We walked around downtown getting more local and US history and learning about the city. During one stop at the Dock Street Theater we learned about Charleston's preservation and architectural restoration efforts.
We also discussed Charleston's history of religious tolerance, being known as the Holy City due to the preponderance of churches and acceptance of all religions.
We also got to see a whole lot of wrought iron created by Philip Simmons.
After lunch, Devorah and I visited KKBE - America's first reform Jewish congregation. They give an interesting tour. Jews started appearing in Charleston in the late sixteen, early seventeen hundreds. They were of Sephardic descent. This was similar to the first Jews in New Amsterdam who came for religious tolerance (but as a New Yorker, I have to say that they got to us first :-) ). The first reformers from Germany came to Charleston in the 1820s and KKBE, the first Reform Congreation in America was formed in 1841.
This is interesting for two reasons. First, this congregation, according to our docent didn't specifically follow the lead of the reform movement in Germany. Second, Isaac Mayer Wise is normally credited with starting the Reform Judaism movement in America when he settled in Albany in 1846, some five years later.
After the tour, we walked around, saw this storefront:
Neither of us knew what the old Kress building was, now housing an H&M but Devorah and I both thought "Damn, they were Scribnered" (if you know, you know).
It turns out that S.H Kress owned a series of "five and dime" stores and one was in this building.

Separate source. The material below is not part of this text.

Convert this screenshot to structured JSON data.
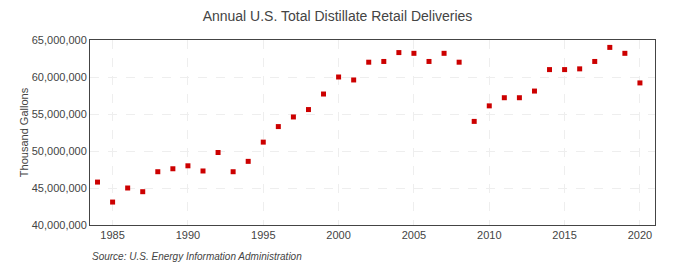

The store there was the cite of a noted civil rights protest.
We also saw some fountains in public parks including of course, the Pineapple Fountain.
We ended the day passing the historic marker commemorating Robert Smalls. How is there not a movie about this guy? I won't tell the story here but if you don't know who he was go read the Wikipedia article.
Finished off with dinner back at the Glass Onion which was again superb. If you get down to Charleston, defiantly have a meal or two there.
Tomorrow was supposed to be plantation day but there are supposed to be nonstop thunder storms so it looks like we'll probably go museum hopping instead.